Vaccine misinformation can cost lives, especially this winter, when low vaccination rates have been identified as a factor driving a COVID-19 resurgence. But when Rodgers derided Travis Kelce as “Mr Pfizer” after the Kansas City Chiefs tight end appeared in a commercial promoting vaccination, the slight was dismissed as harmless teasing between Pro Bowl peers.

And when Rodgers teased an improbable comeback from his Achilles injury, the only real victims were the New York Jets, who could have signed a competent interim pivot instead awaiting Rodgers’ return. The Jets can’t pick a fight with ESPN because Rodgers chose to admit the obvious — that a 40-year-old can’t rebound from major surgery in three months — on McAfee’s show.

But to use that same platform to suggest Kimmel, whose show airs on ABC, which, like ESPN, is owned by Disney, socializes with a convicted trafficker of teenaged sex workers, crosses a thick, bold, bright, barbed-wire line. It’s not like spouting a hot take you can walk back if time proves you wrong, or reporting Shohei Ohtani is on a plane to Toronto when he’s still at home in L.A. The false suggestion that somebody is a sexual predator can cause real reputational damage, which is why Kimmel proposed that they continue this debate in court. 
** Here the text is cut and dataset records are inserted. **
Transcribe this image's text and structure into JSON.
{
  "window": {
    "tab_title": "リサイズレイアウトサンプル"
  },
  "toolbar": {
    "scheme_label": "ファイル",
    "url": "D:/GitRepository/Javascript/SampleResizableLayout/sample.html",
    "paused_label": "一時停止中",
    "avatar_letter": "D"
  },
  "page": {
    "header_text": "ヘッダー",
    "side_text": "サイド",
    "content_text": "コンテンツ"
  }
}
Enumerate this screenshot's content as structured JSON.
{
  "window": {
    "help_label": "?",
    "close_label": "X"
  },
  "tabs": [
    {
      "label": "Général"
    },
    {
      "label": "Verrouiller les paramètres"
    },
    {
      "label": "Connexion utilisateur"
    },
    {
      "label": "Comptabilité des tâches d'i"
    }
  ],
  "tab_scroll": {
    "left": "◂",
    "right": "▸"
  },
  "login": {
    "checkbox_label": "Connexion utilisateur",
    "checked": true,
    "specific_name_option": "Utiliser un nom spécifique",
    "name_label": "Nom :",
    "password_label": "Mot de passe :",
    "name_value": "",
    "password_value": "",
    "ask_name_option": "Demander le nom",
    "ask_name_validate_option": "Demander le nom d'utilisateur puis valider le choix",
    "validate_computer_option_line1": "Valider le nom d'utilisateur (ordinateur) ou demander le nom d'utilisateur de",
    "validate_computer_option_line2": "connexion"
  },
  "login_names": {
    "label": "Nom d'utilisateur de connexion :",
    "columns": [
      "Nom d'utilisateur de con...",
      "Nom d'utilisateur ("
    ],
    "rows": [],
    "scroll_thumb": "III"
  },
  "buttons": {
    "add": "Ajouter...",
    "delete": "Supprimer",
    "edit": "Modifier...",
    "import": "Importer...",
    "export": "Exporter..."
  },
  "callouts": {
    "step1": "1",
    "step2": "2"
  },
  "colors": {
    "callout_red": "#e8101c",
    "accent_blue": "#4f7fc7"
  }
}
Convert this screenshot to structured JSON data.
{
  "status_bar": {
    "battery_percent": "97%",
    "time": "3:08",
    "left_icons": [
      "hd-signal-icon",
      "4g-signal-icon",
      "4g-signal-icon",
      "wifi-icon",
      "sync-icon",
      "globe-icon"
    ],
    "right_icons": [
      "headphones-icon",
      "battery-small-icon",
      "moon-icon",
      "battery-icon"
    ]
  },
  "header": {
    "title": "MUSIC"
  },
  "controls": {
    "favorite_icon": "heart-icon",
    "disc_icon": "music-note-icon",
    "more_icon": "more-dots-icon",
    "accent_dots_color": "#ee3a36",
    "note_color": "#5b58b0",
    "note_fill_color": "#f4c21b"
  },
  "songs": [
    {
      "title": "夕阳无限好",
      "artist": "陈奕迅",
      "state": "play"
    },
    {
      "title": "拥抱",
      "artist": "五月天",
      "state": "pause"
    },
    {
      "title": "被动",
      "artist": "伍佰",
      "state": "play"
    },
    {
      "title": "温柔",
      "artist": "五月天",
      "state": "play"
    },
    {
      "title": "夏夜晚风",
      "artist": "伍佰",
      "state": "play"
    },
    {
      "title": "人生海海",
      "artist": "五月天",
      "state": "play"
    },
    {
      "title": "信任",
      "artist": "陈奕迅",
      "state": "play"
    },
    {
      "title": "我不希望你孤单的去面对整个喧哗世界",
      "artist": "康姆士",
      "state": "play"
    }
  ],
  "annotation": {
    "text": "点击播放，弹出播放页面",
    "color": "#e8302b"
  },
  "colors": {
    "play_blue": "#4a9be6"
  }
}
McAfee has promised Rodgers will return soon, and clarify what he meant, which could mean backtracking, like when he finally admitted that “immunized” doesn’t mean “vaccinated,” or coming clean, like he did about his injury.

Or he might just apologize, which would be a welcome and refreshing change from the Rodgers we’ve been seeing since 2021.

I would still fact check him.

A contrite Aaron Rodgers is still Aaron Rodgers.